Molto importante è il versante dell'attività didattica. «Pilati ha una cultura musicale vastissima, una altrettanto ampia cultura storica e letteraria, e una mente versatile che gli consente le più disparate connessioni tra questi campi disciplinari, di norma separati da impenetrabili barriere nel curriculum educativo sia del musicista, sia del letterato italiano. Il suo insegnamento non ha nulla dell'artigianato tradizionale, ma mira a formare nell'allievo una consapevolezza storica, facendogli via via ripercorrere l'itinerario evolutivo della musica occidentale, dal gregoriano ai polifonisti del Due e dei Trecento, dai fiamminghi ai madrigalisti italiani del Cinquecento, dai monodisti alla grande stagione del melodramma settecentesco, e così via fino alle prime esperienze rivoluzionarie, che tra Otto e Novecento cominciano a minare le fondamenta della tonalità.» (Renato di Benedetto).

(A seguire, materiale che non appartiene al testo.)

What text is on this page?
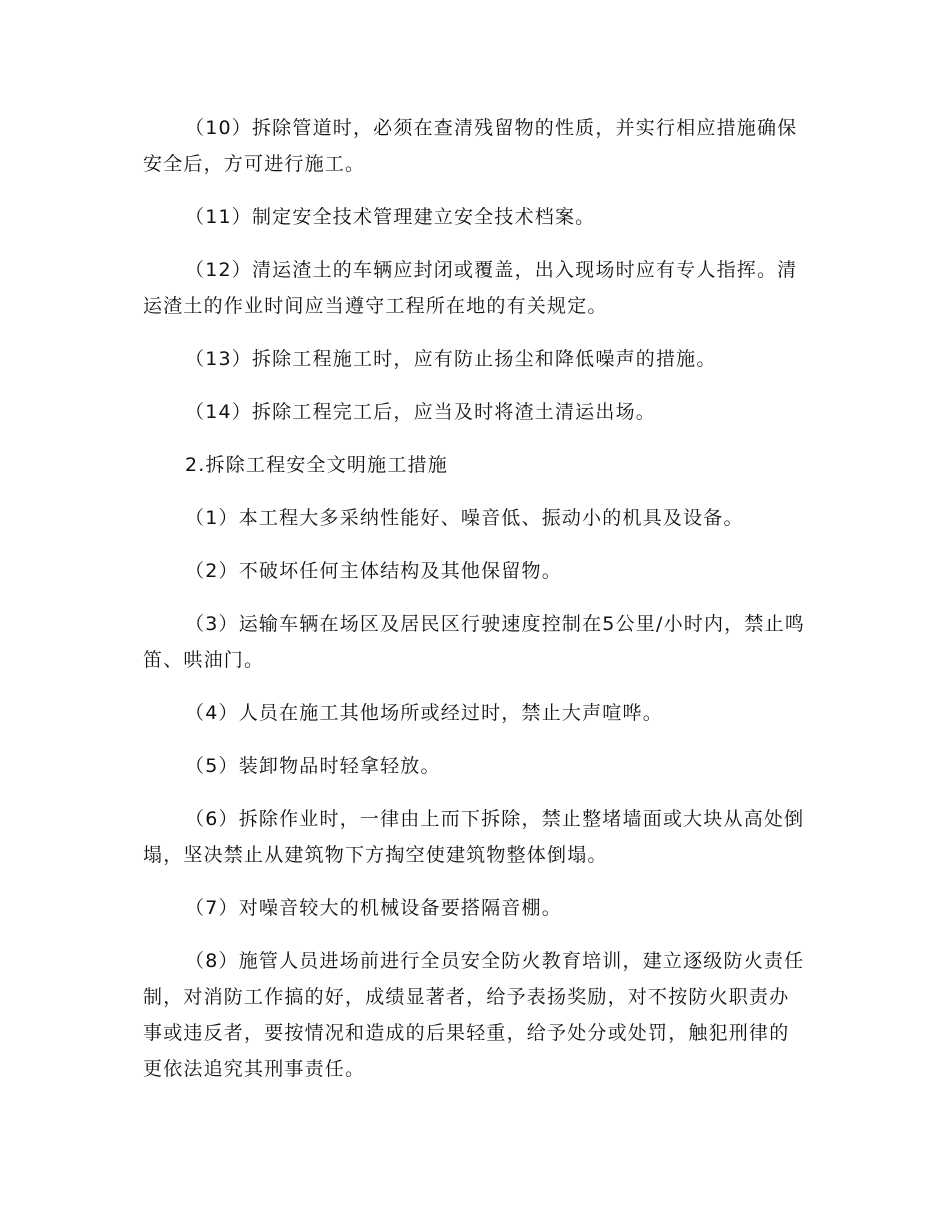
（10）拆除管道时，必须在查清残留物的性质，并实行相应措施确保安全后，方可进行施工。

（11）制定安全技术管理建立安全技术档案。

（12）清运渣土的车辆应封闭或覆盖，出入现场时应有专人指挥。清运渣土的作业时间应当遵守工程所在地的有关规定。

（13）拆除工程施工时，应有防止扬尘和降低噪声的措施。

（14）拆除工程完工后，应当及时将渣土清运出场。

2.拆除工程安全文明施工措施

（1）本工程大多采纳性能好、噪音低、振动小的机具及设备。

（2）不破坏任何主体结构及其他保留物。

（3）运输车辆在场区及居民区行驶速度控制在5公里/小时内，禁止鸣笛、哄油门。

（4）人员在施工其他场所或经过时，禁止大声喧哗。

（5）装卸物品时轻拿轻放。

（6）拆除作业时，一律由上而下拆除，禁止整堵墙面或大块从高处倒塌，坚决禁止从建筑物下方掏空使建筑物整体倒塌。

（7）对噪音较大的机械设备要搭隔音棚。

（8）施管人员进场前进行全员安全防火教育培训，建立逐级防火责任制，对消防工作搞的好，成绩显著者，给予表扬奖励，对不按防火职责办事或违反者，要按情况和造成的后果轻重，给予处分或处罚，触犯刑律的更依法追究其刑事责任。
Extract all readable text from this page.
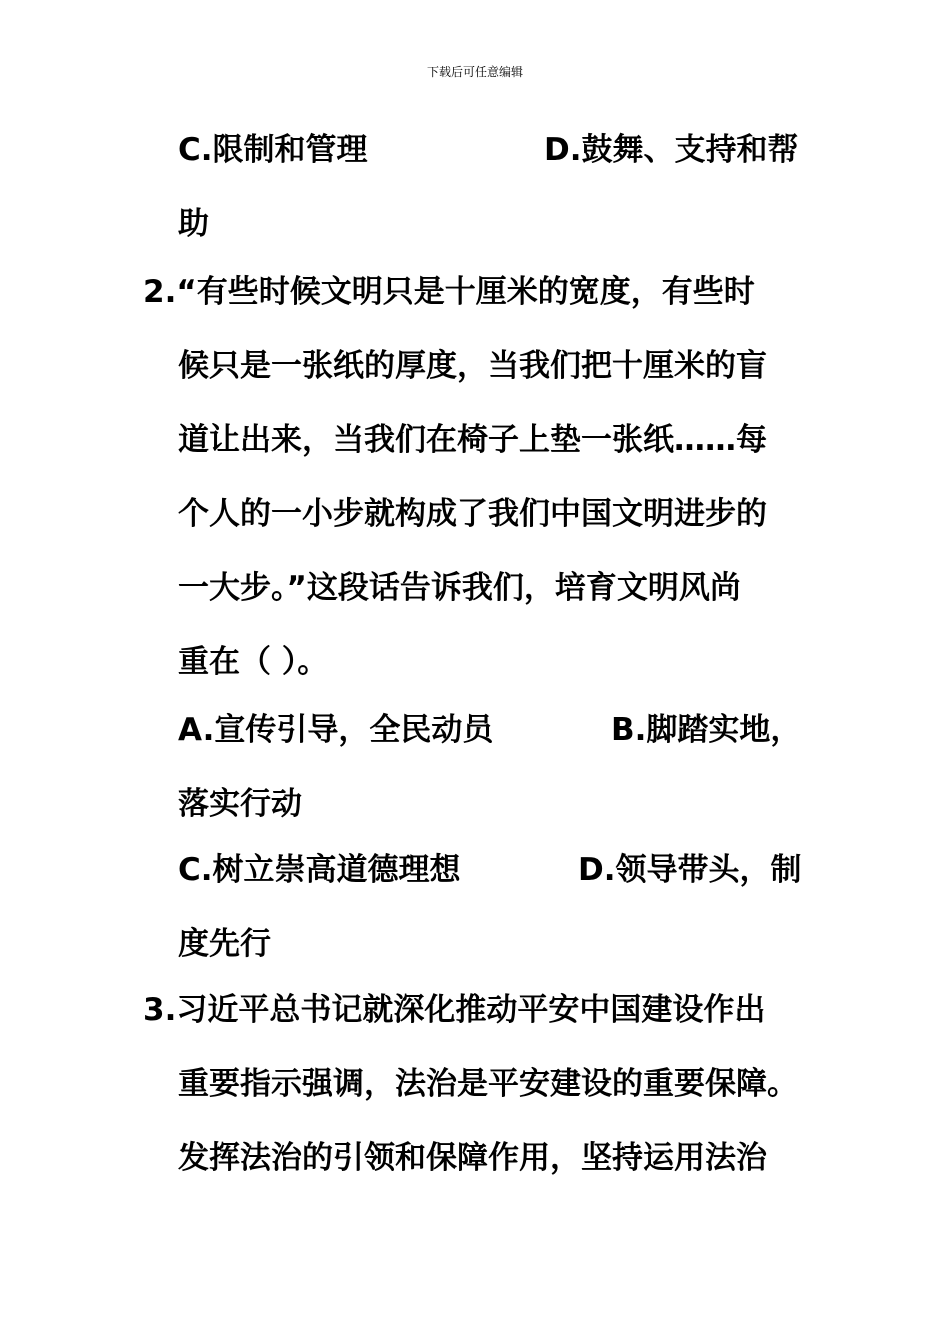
下载后可任意编辑
C.限制和管理	D.鼓舞、支持和帮
助
2.“有些时候文明只是十厘米的宽度，有些时
候只是一张纸的厚度，当我们把十厘米的盲
道让出来，当我们在椅子上垫一张纸……每
个人的一小步就构成了我们中国文明进步的
一大步。”这段话告诉我们，培育文明风尚
重在（ ）。
A.宣传引导，全民动员	B.脚踏实地，
落实行动
C.树立崇高道德理想	D.领导带头，制
度先行
3.习近平总书记就深化推动平安中国建设作出
重要指示强调，法治是平安建设的重要保障。
发挥法治的引领和保障作用，坚持运用法治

Alla sua apparizione, nel 1926, questa «Sonata per flauto e pianoforte» subito consegue un riconoscimento di alto prestigio internazionale: il Premio Coolidge, bandito per quell'anno dall'associazione napoletana «Alessandro Scarlatti». Tale premio era intitolato alla sua fondatrice e mecenatessa, Elisabeth Sprague Coolidge (1864-1953). Immediatamente assunta in catalogo da Casa Ricordi, accanto ad altri lavori successivi di Pilati, la nostra «Sonata» troverà, pochi anni dopo, due interpreti del tutto eccezionali: Marcel Moyse e Alfredo Casella. Questi grandi musicisti nel novembre 1931 la eseguono a Roma, presso l'Accademia Americana, e subito dopo a Napoli - per la «Scarlatti» e la «Società del Quartetto» - in occasione di un Festival Coolidge allestito in onore e alla presenza di quella benemerita protettrice delle arti.